Second, anyone looking to find the actual “final order” from the case apparently has to go to OG&E’s website, which lists dozens of documents related to the complex and important decision. Finding any of those documents online from OCC itself — the publicly funded state agency — appears impossible, despite those 204 menu links.
It begs the question: What do commissioners and their staff think they are doing with their website if not posting important documents about a major rate case? (Hint: Check out that .swf file.)
Administrative judge decision irrelevant?
As for the rate case itself, the situation is exceedingly complicated and full of numerous figures, percentages and calculations, but the result boils down thusly:
OG&E functionally requested the ability to recoup an $85.6 million “revenue deficiency” that the company estimated and other parties adjusted in reference to various infrastructure improvements, depreciations and maintenance programs, among other things.
Administrative law judge Ben Jackson presided over hearings on the case from October 2015 to May 2016. After all was said and done, he recommended that commissioners approve $60.3 million in rate increases for OG&E.
But commissioners ultimately approved only $8.9 million of the proposal. That only about 10 percent of the amount requested and almost 15 percent of Jackson’s recommendation.
How did commissioners come to that decision? The 260-page PDF below represents their final order. Its stark contrast to the administrative law judge’s findings raises more questions about how efficiently and effectively these cases are being handled.
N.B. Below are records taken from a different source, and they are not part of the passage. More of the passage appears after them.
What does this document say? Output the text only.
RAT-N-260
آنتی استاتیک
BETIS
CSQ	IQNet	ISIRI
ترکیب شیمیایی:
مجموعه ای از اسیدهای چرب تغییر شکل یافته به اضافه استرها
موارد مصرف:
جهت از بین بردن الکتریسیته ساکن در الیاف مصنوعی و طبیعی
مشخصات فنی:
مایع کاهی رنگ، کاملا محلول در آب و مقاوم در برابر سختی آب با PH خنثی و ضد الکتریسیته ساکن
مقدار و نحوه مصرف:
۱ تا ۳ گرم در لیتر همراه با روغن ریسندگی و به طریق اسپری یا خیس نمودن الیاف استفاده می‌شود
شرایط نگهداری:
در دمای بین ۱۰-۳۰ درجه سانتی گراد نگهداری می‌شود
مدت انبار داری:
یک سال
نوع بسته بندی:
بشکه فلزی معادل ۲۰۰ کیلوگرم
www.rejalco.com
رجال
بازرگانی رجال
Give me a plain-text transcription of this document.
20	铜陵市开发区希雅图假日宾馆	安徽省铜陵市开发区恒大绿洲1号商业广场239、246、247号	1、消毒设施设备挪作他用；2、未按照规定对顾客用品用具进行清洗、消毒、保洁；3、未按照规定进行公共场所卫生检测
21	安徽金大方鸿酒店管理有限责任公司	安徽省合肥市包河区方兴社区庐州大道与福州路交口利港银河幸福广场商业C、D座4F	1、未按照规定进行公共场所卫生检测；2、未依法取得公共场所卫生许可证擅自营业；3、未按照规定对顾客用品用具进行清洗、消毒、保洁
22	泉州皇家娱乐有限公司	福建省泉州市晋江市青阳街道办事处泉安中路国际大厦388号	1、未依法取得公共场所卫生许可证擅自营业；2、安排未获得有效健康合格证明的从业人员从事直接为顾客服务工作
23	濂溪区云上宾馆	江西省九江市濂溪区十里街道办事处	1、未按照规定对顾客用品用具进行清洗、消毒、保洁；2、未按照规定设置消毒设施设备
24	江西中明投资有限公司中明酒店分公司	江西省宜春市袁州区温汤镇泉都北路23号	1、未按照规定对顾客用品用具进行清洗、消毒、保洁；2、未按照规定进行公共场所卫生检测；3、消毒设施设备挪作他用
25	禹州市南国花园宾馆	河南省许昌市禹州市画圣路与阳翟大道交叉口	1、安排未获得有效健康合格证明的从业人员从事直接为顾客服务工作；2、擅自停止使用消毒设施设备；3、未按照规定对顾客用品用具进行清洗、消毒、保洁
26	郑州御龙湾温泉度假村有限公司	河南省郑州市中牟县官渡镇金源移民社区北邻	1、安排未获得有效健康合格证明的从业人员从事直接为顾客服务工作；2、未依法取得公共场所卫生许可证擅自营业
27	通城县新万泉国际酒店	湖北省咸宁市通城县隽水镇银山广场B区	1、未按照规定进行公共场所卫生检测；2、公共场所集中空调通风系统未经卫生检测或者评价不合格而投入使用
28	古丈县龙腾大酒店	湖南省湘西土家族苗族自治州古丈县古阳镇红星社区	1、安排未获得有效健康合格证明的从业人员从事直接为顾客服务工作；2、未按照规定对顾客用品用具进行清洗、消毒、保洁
Is OG&E asking for too much in their initial filings? Are commissioners awarding too little in their final orders? The disparity in the numbers would imply “yes” to both of those questions.
Unfortunately, the regulatory processes of the Oklahoma Corporation Commission appear too messy for the average citizen to have much clue about what’s actually going on.
If commissioners want to take one step in the right direction, they could ask the Oklahoma Office of Management and Enterprise Services to help make their website functional.